Tests live in `tests/` (integration style) — each file is a separate crate. Fixtures generated by `examples/create_*_fixtures.rs` into `test_data/`. If adding a new parser, add cases to `tests/parser_tests.rs` and `tests/parser_registration_test.rs` (the latter guards that `ParserRegistry::default()` actually includes it).

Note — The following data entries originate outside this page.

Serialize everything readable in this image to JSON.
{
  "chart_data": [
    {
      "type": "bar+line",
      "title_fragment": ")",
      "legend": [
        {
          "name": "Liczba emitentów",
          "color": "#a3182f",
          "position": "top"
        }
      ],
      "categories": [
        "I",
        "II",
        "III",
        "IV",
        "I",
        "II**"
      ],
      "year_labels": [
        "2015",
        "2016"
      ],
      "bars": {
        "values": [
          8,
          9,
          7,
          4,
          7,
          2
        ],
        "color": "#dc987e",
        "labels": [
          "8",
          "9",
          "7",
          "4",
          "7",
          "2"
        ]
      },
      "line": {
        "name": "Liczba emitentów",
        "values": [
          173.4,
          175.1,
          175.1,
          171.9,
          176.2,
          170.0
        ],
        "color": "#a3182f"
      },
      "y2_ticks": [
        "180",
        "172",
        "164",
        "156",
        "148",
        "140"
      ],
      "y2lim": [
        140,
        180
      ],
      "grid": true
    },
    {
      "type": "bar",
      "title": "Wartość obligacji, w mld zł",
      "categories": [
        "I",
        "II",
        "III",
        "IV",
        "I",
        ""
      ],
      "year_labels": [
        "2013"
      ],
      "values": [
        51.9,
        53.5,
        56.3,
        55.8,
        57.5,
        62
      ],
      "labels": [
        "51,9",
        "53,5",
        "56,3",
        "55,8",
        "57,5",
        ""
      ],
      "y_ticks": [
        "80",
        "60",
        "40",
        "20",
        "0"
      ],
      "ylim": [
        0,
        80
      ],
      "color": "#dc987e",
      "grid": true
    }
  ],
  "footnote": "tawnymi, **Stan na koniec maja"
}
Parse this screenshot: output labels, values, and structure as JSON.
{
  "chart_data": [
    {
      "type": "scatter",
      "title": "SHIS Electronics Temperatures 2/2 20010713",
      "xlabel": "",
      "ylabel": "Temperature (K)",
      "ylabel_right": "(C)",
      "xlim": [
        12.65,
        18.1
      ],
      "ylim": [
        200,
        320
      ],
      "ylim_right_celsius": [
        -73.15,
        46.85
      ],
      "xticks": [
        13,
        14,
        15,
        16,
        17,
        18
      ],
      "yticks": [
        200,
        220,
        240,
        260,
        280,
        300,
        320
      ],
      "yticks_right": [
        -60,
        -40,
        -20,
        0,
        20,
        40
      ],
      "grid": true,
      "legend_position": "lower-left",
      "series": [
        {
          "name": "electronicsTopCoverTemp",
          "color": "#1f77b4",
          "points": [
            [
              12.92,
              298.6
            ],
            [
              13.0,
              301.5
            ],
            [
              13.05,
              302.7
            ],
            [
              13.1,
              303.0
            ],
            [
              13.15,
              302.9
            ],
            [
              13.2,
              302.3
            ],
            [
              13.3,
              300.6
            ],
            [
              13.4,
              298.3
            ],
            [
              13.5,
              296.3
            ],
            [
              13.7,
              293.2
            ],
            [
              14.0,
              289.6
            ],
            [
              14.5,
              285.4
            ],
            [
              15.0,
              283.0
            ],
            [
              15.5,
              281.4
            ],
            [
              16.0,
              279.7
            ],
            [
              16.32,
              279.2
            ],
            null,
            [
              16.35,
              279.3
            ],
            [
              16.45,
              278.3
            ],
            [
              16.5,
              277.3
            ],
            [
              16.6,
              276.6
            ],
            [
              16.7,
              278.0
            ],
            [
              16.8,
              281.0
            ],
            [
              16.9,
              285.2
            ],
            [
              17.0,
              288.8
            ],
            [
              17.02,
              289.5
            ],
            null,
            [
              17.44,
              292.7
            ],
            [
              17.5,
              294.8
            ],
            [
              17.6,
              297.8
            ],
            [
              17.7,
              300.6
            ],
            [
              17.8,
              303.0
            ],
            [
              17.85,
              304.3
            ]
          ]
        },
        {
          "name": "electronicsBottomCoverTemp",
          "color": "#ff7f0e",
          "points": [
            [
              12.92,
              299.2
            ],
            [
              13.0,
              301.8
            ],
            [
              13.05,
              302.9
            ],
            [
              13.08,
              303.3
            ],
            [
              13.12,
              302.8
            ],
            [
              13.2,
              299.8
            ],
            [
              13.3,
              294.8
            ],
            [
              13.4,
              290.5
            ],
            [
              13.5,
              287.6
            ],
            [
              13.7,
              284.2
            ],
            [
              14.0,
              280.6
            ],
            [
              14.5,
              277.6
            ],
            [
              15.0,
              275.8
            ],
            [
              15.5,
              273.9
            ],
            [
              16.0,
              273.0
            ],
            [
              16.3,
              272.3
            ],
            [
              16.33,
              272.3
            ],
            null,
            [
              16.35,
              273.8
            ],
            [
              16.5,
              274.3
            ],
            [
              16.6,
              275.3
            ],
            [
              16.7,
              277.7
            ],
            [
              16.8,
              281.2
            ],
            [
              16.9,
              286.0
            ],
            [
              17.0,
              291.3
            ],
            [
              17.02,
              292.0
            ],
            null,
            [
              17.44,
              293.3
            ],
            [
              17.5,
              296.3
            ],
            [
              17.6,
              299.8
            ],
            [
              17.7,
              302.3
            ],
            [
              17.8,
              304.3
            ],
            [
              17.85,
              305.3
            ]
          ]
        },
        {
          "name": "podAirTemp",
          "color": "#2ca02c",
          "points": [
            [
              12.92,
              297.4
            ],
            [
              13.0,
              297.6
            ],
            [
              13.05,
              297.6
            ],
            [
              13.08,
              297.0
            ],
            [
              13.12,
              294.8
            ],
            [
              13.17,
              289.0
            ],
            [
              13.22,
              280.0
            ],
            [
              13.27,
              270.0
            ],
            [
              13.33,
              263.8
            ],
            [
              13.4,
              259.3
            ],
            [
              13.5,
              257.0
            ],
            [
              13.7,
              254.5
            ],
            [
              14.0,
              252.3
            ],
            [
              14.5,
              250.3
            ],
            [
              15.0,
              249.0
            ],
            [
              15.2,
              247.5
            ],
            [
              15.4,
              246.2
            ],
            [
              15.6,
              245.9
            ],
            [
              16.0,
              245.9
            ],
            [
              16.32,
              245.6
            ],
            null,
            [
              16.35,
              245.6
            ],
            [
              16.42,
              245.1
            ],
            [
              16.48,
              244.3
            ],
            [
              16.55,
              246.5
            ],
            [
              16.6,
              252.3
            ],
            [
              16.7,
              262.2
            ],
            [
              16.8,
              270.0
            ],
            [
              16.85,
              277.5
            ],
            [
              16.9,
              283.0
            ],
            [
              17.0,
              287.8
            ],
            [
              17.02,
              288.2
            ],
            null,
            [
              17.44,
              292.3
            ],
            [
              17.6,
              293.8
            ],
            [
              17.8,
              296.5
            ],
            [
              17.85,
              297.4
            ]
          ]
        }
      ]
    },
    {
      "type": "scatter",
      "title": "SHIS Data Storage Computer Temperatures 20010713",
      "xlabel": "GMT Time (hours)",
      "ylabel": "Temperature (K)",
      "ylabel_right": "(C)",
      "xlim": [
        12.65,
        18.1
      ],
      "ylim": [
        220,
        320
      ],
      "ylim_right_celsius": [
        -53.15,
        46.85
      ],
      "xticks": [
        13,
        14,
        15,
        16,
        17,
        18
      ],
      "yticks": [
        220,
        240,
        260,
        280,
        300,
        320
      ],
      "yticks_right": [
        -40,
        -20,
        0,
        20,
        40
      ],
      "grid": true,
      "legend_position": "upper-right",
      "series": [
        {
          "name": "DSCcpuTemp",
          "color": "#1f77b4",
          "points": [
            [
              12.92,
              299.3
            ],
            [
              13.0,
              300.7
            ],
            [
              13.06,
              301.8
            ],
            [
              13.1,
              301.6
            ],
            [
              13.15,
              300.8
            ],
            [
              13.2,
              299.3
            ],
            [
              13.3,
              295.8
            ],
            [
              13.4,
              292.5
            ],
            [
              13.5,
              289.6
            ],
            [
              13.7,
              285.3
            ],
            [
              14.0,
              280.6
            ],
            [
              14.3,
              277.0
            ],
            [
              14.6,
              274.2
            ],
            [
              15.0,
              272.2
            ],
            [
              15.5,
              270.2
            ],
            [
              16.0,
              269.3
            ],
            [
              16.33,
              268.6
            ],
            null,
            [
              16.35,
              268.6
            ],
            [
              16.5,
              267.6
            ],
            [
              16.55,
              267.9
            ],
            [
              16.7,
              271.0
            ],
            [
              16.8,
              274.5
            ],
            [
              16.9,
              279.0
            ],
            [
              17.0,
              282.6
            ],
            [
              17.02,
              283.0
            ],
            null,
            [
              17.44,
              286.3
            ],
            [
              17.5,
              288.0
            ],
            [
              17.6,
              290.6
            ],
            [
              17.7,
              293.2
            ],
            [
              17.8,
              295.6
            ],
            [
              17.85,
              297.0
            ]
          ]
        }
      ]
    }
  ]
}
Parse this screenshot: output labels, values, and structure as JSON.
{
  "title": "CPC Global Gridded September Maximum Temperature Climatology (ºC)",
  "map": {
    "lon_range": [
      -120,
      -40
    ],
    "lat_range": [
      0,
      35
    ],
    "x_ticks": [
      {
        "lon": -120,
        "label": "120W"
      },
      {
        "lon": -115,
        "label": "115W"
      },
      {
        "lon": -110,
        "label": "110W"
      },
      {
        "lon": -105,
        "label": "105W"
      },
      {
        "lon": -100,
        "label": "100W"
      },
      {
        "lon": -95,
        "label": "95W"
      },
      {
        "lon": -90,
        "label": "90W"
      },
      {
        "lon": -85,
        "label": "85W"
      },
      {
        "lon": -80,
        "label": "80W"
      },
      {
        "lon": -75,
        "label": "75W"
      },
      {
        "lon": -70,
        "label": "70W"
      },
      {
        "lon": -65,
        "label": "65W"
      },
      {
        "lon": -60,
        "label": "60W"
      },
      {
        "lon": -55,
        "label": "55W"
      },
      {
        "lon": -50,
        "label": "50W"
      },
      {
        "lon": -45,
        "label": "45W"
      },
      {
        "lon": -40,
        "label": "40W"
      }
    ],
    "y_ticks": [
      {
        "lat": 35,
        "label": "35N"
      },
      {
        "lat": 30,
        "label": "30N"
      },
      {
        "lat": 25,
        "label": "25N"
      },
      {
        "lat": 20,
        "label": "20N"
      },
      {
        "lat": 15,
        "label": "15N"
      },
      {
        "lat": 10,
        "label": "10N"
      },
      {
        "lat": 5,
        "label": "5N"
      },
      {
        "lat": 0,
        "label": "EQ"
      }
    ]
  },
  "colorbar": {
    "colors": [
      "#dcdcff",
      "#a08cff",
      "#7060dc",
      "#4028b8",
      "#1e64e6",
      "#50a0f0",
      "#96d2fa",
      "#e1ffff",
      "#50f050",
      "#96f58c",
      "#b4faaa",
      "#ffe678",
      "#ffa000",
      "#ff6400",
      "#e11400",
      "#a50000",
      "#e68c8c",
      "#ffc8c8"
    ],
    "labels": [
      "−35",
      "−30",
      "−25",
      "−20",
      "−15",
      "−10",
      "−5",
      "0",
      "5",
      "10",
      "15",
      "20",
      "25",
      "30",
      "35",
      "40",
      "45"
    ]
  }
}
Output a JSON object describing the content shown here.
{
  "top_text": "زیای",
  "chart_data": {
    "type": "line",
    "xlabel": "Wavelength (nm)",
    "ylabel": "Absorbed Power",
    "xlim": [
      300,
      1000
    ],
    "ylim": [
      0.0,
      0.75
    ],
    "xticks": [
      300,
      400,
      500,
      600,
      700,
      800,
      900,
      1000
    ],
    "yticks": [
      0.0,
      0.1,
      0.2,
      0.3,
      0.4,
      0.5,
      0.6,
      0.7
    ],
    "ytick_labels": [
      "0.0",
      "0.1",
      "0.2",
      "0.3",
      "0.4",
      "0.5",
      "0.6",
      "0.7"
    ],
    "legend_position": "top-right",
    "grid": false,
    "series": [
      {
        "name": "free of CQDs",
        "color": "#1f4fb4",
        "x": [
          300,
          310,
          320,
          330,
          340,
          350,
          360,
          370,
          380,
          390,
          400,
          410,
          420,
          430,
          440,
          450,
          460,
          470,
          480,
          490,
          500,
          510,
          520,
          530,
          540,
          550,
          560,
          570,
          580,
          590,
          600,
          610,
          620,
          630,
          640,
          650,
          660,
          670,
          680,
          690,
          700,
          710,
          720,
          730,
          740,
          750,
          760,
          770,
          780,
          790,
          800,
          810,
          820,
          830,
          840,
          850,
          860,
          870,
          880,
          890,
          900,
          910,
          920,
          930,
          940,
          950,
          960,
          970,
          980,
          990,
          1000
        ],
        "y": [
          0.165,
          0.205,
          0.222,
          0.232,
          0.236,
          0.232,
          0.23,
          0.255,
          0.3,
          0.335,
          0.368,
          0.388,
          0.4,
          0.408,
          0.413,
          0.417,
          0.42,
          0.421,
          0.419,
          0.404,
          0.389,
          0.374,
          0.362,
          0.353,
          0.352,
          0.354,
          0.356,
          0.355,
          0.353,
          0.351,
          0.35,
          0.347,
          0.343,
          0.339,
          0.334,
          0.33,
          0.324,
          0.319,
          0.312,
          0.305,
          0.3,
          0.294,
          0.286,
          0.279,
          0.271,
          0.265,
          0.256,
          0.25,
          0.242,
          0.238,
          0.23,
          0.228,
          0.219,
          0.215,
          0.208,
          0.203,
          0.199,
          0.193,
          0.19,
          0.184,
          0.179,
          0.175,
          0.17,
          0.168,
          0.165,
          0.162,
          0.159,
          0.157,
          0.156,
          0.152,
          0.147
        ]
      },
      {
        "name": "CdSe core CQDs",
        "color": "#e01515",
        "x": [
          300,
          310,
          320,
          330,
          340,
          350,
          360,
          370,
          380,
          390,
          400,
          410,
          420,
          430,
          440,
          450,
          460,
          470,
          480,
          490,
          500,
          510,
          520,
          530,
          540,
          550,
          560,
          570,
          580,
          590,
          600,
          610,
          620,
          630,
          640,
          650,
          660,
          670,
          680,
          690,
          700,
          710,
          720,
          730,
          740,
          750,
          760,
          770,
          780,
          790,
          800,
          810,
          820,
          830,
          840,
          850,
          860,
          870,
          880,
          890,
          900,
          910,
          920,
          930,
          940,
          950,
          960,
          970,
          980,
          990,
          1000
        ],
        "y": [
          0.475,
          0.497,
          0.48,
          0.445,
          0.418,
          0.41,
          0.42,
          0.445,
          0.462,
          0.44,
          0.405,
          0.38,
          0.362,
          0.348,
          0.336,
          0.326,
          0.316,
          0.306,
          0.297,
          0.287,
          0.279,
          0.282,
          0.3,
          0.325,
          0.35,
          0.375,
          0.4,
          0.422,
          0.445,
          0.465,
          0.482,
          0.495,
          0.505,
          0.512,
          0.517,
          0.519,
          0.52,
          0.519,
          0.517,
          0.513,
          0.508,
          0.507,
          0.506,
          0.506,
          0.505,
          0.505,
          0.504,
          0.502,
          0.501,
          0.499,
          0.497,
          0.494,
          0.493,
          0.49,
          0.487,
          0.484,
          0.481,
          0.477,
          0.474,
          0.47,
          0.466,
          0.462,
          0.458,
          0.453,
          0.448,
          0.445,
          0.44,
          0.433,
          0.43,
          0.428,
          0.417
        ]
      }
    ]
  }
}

Performance tests in `tests/performance_test.rs` — targets documented in `PERFORMANCE_BENCHMARK_REPORT.md`.

## Conventions

- Errors: return `crate::core::Error` variants. Use `Error::UnsupportedFormat(mime)` when registry misses; `Error::CorruptedFile(msg)` for malformed input; `Error::PartialExtraction { message, partial_result }` when some content extracted before failure.
- Metadata: use `Metadata::set(key, MetadataValue::...)` with well-known keys (`title`, `author`, etc. — helpers on `Metadata`). Format-specific keys (`sheet_count`, `slide_count`) are free-form strings.
- Confidence score must be populated on `ExtractionResult` — `Extractor` overwrites parser's value with detector's, so parsers can set any placeholder.

## Docs index

`README.md`, `SUPPORTED_FORMATS.md`, `CHANGELOG.md`, `RELEASE_NOTES_v0.2.0.md`, `PERFORMANCE_BENCHMARK_REPORT.md`, `PERFORMANCE_DOCUMENTATION_INDEX.md`, `examples/README.md`, `examples/WEB_SERVICE_GUIDE.md`.